Pepco Holdings Inc. Chairman and CEO Joseph Rigby announced yesterday he will step down as chief executive this year after a turbulent tenure marked by criticism over the company’s reliability.
Frank Heintz, lead independent director of the Pepco board, said the company has hired executive search firm Russell Reynolds Associates and expects to name a new CEO by the end of the third quarter of 2014. Rigby, 57, will remain chairman of the board until the company’s 2015 shareholders meeting.
“The board has been focused on senior executive succession for several years,” Heintz said in a statement.
Pepco delivers electricity and natural gas to about 2 million customers in Delaware, the District of Columbia, Maryland and New Jersey.
The company came under blistering criticism after widespread outages in the Washington region in 2010 and a Washington Post analysis found that the company’s customers suffered longer and more frequent outages than their counterparts in other major cities.

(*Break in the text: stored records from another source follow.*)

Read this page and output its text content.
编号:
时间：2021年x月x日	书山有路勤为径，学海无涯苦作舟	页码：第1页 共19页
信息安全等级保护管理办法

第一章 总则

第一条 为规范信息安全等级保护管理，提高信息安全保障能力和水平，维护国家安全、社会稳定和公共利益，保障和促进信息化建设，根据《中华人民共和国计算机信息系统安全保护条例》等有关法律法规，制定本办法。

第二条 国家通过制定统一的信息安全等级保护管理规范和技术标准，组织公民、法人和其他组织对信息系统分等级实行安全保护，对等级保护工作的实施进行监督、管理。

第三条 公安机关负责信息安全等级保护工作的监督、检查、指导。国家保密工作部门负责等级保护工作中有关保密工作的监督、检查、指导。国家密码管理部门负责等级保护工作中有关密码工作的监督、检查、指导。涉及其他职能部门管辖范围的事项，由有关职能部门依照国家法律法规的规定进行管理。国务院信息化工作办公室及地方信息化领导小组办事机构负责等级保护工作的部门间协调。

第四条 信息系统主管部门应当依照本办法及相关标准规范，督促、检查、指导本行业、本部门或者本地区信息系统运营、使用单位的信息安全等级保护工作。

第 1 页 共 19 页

One 2009 survey found the company’s customers experienced 70% more outages than customers of large urban utilities and the lights stayed out more than twice as long.
It was called the “most hated company in America” in 2011, based on the American Consumer Satisfaction Index.
Customer outrage led the Maryland legislature to order the Public Service Commission to hold electric providers accountable for service quality.
Rigby became chairman and CEO in 2009. He told the Post in an interview yesterday, “A lot of that criticism was, frankly, deserved.”
“This company needed to recognize that we had a hell of a lot of work to do to improve the day-to-day reliability,” he said.
Pepco doubled its budget for construction and infrastructure improvement between 2009 and 2012 and plans to spend $5.8 billion on infrastructure through 2018.
Rigby began his career at Atlantic City Electric, which Pepco acquired along with Delmarva Power, in 2002. He told the Post that although the company has boosted its reputation with customers and regulators, the perception of improvements is “somewhat tenuous.”
“That’s just a realistic view of the situation we’ve been in,” he said.